Sidonia strich Anna über den Rücken. Unter dieser sanften Berührung schmolz ihr Zorn, sie schluchzte. Sidonia umfasste sie, Annas Tränen tränkten den kostbaren Stoff von Sidonias Kleid.
»Begreifst du nun, warum ich so schnell wie möglich heiraten möchte?«, fragte Sidonia. »Ich will vergessen.«
»Wieso willst du vergessen? Du warst doch nicht dabei.« Anna sah auf.
»Seit dieser Beichtvater ständig hier ist, lachen wir kaum noch. Ich will einen Geliebten, der mich in ein neues Leben mitnimmt.«
»Was wird dann aus uns?«, fragte Anna. Nicht auch noch Sidonia!
»Ich lass euch nicht im Stich, dich nicht, Albert, Mechthild und Virginia auch nicht.
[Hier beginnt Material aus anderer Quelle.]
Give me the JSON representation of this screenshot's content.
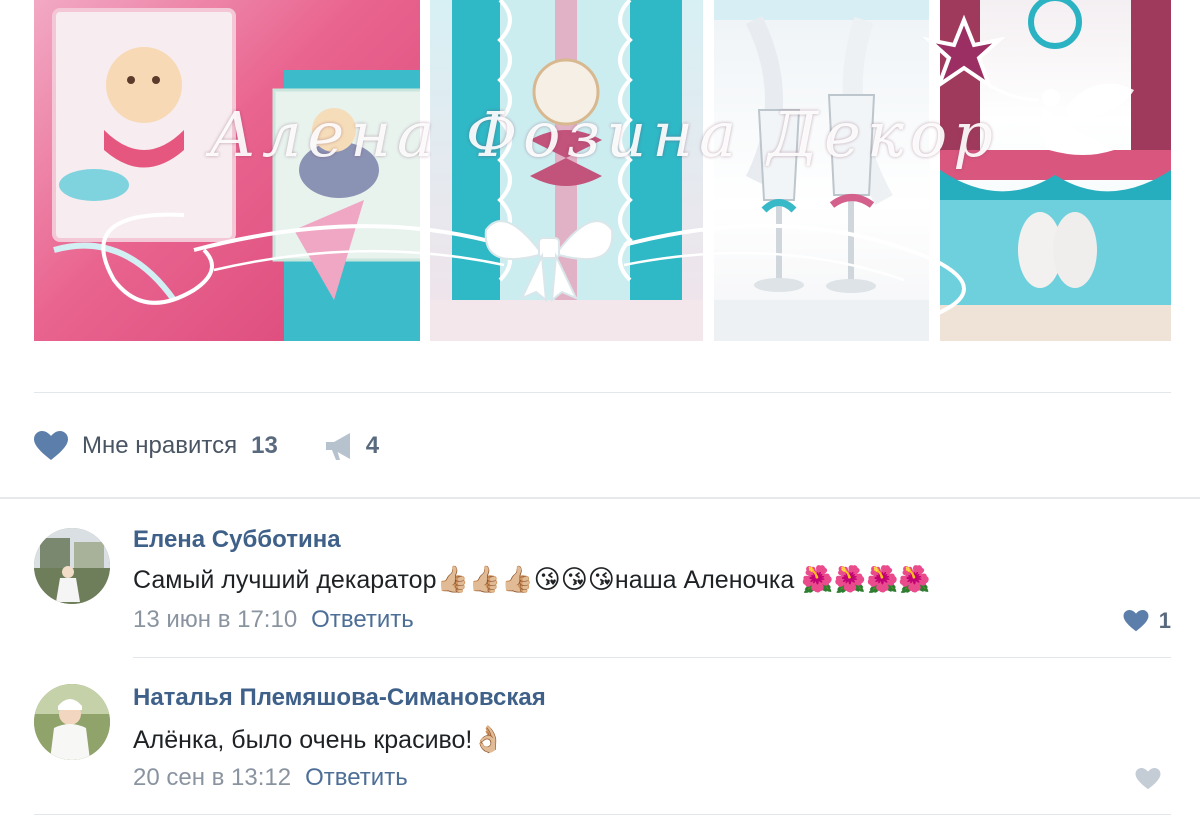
{
  "post": {
    "watermark": "Алена Фозина Декор",
    "actions": {
      "like_label": "Мне нравится",
      "like_count": "13",
      "share_count": "4",
      "like_icon": "heart-icon",
      "share_icon": "megaphone-icon"
    }
  },
  "comments": [
    {
      "author": "Елена Субботина",
      "text": "Самый лучший декаратор",
      "emojis_a": "👍🏼👍🏼👍🏼😘😘😘",
      "text2": "наша Аленочка",
      "emojis_b": "🌺🌺🌺🌺",
      "date": "13 июн в 17:10",
      "reply": "Ответить",
      "likes": "1"
    },
    {
      "author": "Наталья Племяшова-Симановская",
      "text": "Алёнка, было очень красиво!",
      "emojis_a": "👌🏼",
      "date": "20 сен в 13:12",
      "reply": "Ответить",
      "likes": ""
    }
  ],
  "colors": {
    "link": "#3f6189",
    "icon": "#5b7faa",
    "icon_muted": "#b7c2cf"
  }
}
Euch alle nicht, aber ich will keine Nonne werden.«
»Wer sagt, dass du eine werden sollst?«
»Meinst du, dieser Canisius ist aus Nächstenliebe hier? Andauernd schlägt er mir Exerzitien vor, das würde ihm so passen, ich mit ihm allein in einer Kammer. Wie der überhaupt riecht, ist dir das aufgefallen?«
Anna blinzelte durch die Tränen durch. »Er stinkt«, stellte sie fest. »Aber nicht nur aus dem Mund wie Severin, sondern insgesamt, genau wie Oheim Ulrich.«
»Ulrich stinkt nicht, jedenfalls habe ich nichts gerochen auf dem Geschlechtertanz. Vielleicht übertüncht er ja alles mit Rosenwasser. Aber Canisius schwört auf Eigenurin, hat Mutter mir erzählt.«
Anna schauderte und lachte die Tränen fort.
»Bevor ich ins Kloster soll, heirate ich den nächstbesten, das verspreche ich dir, und wenn’s der Kutscher ist«, sagte Sidonia.
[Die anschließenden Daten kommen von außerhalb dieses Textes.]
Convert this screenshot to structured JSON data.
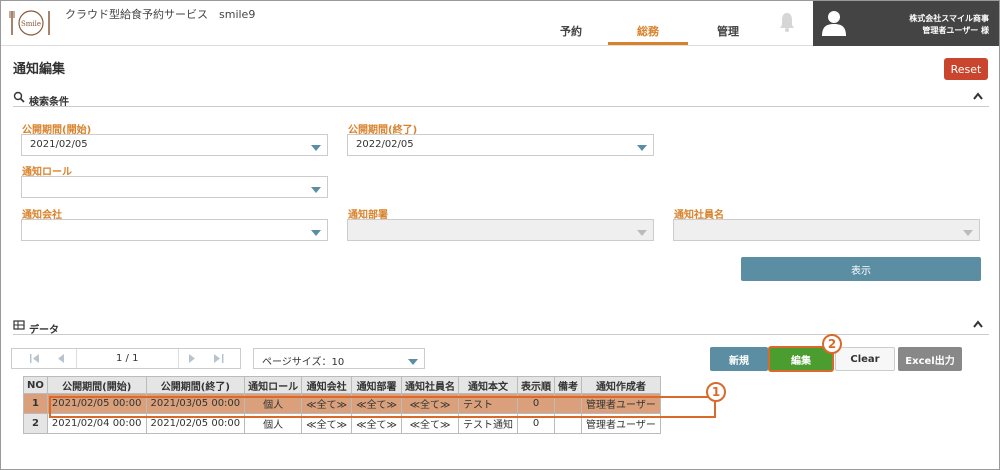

»Der Kutscher ist mindestens vierzig und hat eine Menge Kinder und Kindeskinder«, sagte Anna. Wie konnte ihre Mutter die schöne Sidonia ins Kloster stecken wollen? »Das mit dem Kloster glaube ich einfach nicht.«
Sidonia wischte Anna mit dem sowieso schon verdorbenen Brokatrock die Nase.
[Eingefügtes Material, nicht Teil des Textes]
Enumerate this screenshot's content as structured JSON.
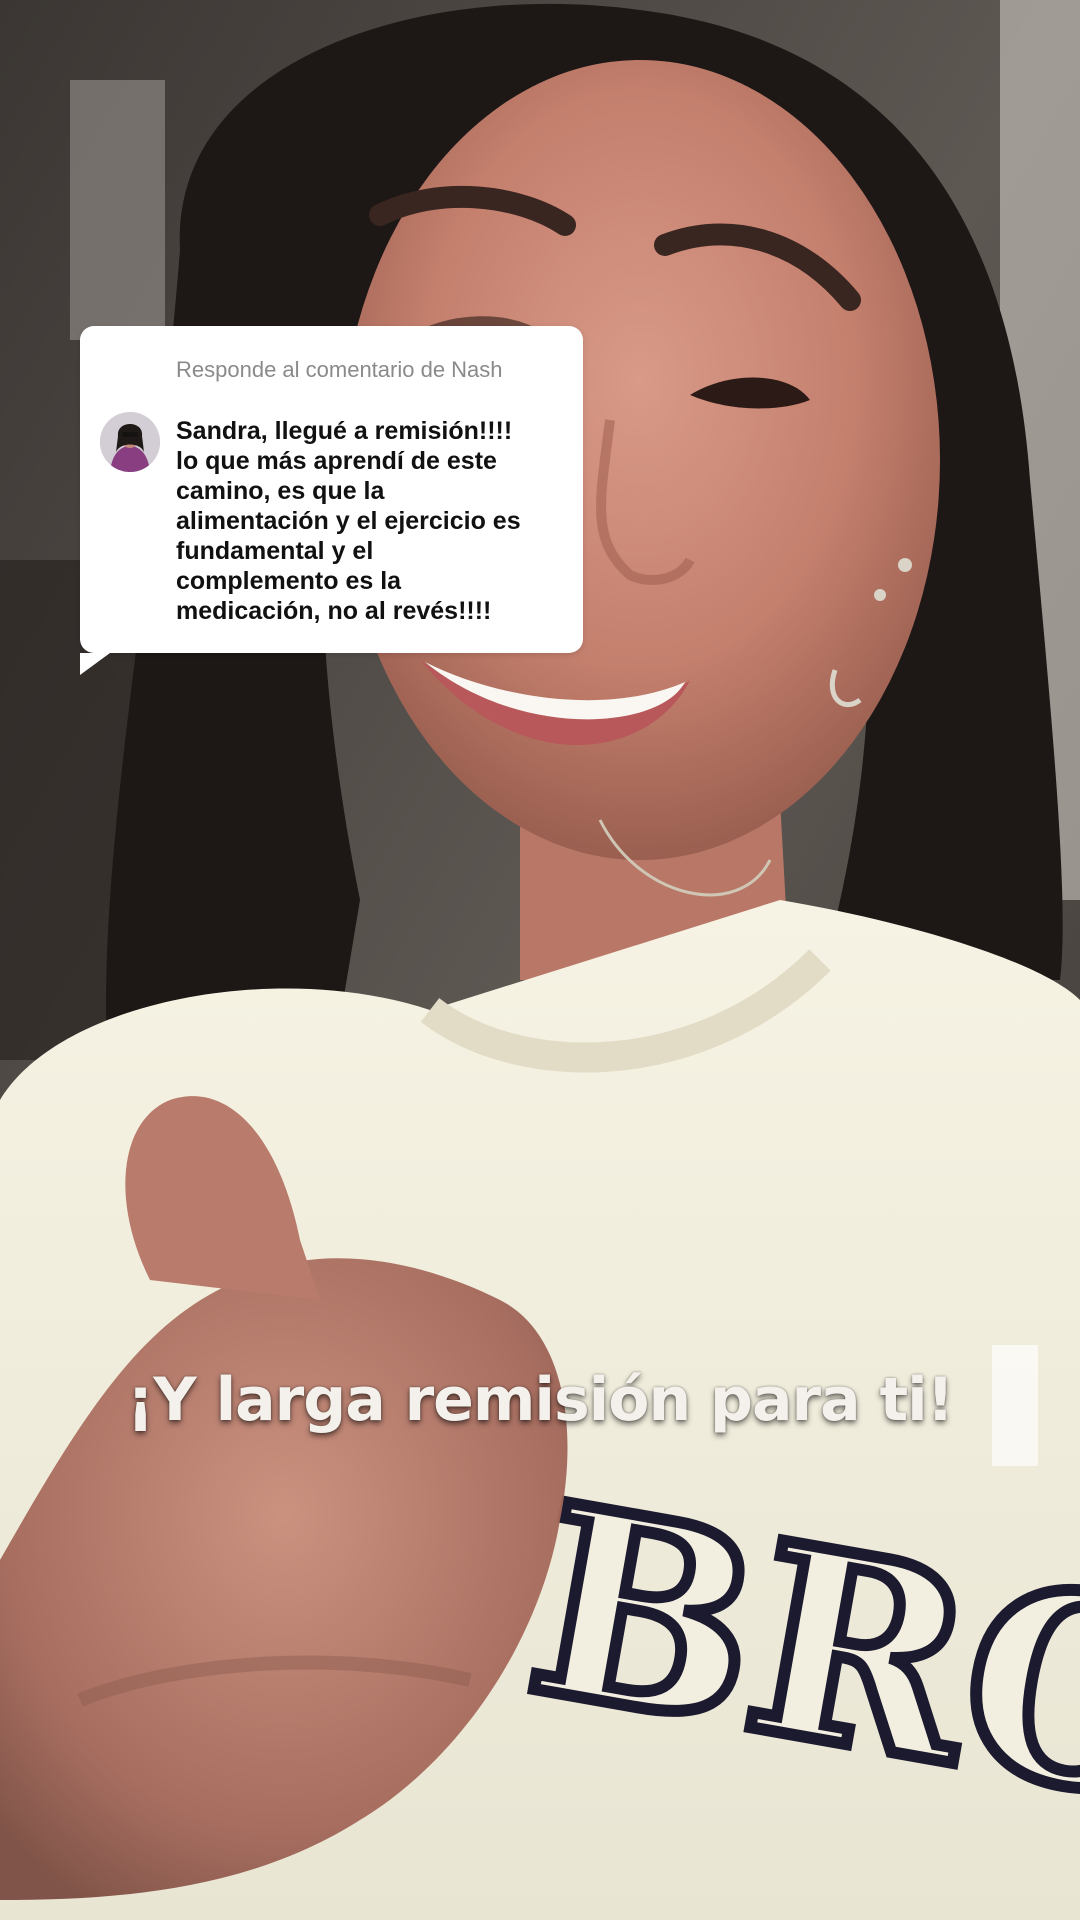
{
  "reply_card": {
    "header": "Responde al comentario de Nash",
    "comment": "Sandra, llegué a remisión!!!!\nlo que más aprendí de este\ncamino, es que la\nalimentación y el ejercicio es\nfundamental y el\ncomplemento es la\nmedicación, no al revés!!!!"
  },
  "caption": {
    "text": "¡Y larga remisión para ti!"
  },
  "shirt_print": {
    "text": "BRO"
  },
  "colors": {
    "card_bg": "#ffffff",
    "header_text": "#8a8a8a",
    "comment_text": "#111111",
    "caption_text": "#f4f0ec",
    "shirt": "#f3efe0",
    "shirt_print": "#1c1a2e"
  },
  "icons": {
    "commenter_avatar": "avatar"
  }
}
»Ich hab zwar gehört, wie sie über Teufelsaustreibungen gesprochen haben, aber deshalb wird Mutter doch nicht katholisch.«
»Jedenfalls hat sie den Zofen all ihre bunten Kleider gegeben. Sie trägt auch keinen Schmuck mehr, ist dir das nicht aufgefallen? Und der Pater hat ihr ein Stundenbuch geschenkt.«
»Und die Gebetskette.«
»Ein katholischer Rosenkranz ist das, sie leiert das Ave Maria herunter und schiebt bei jeder Strophe die Perlen durch die Hand.« Sidonia hob eines der in der Kammer verstreuten Schmuckstücke auf. »Diese Perlen da, waren bereits mein ganz geheimer Schatz. Hilf mir, sie wieder aufzusammeln, bevor sie auch zu einem Rosenkranz gefädelt werden.«
»Eins, zwei, drei …« Anna lehnte sich an einen Apfelbaum. Mechthild und Albert rannten weg und versteckten sich im Gartenlabyrinth. Seit sie mit Sidonia gesprochen hatte, ging es ihr besser. Sie mied zwar immer noch das Büttenpapier, doch konnte sie wieder mit ihren kleinen Geschwistern spielen. Beim Einzählen musste sie an Heinrich denken, für den jede Zahl eine Verlängerung seiner Qual im Wasser gewesen war. Wie es ihm wohl ging? »… elf, zwölf, dreizehn …« An jenem Abend waren sie auseinandergerissen worden. Gräfin Ortenburg hatte Anna nicht wiedererkannt. Womöglich glaubte sie, Anna hätte Heinrich ins Wasser geschubst. Aber sollte sie den Ortenburgs sagen, ihre Brüder seien es gewesen? So hatte sie nur gefragt, wie ihr Sohn heiße und dass sie hoffe, er erhole sich recht bald.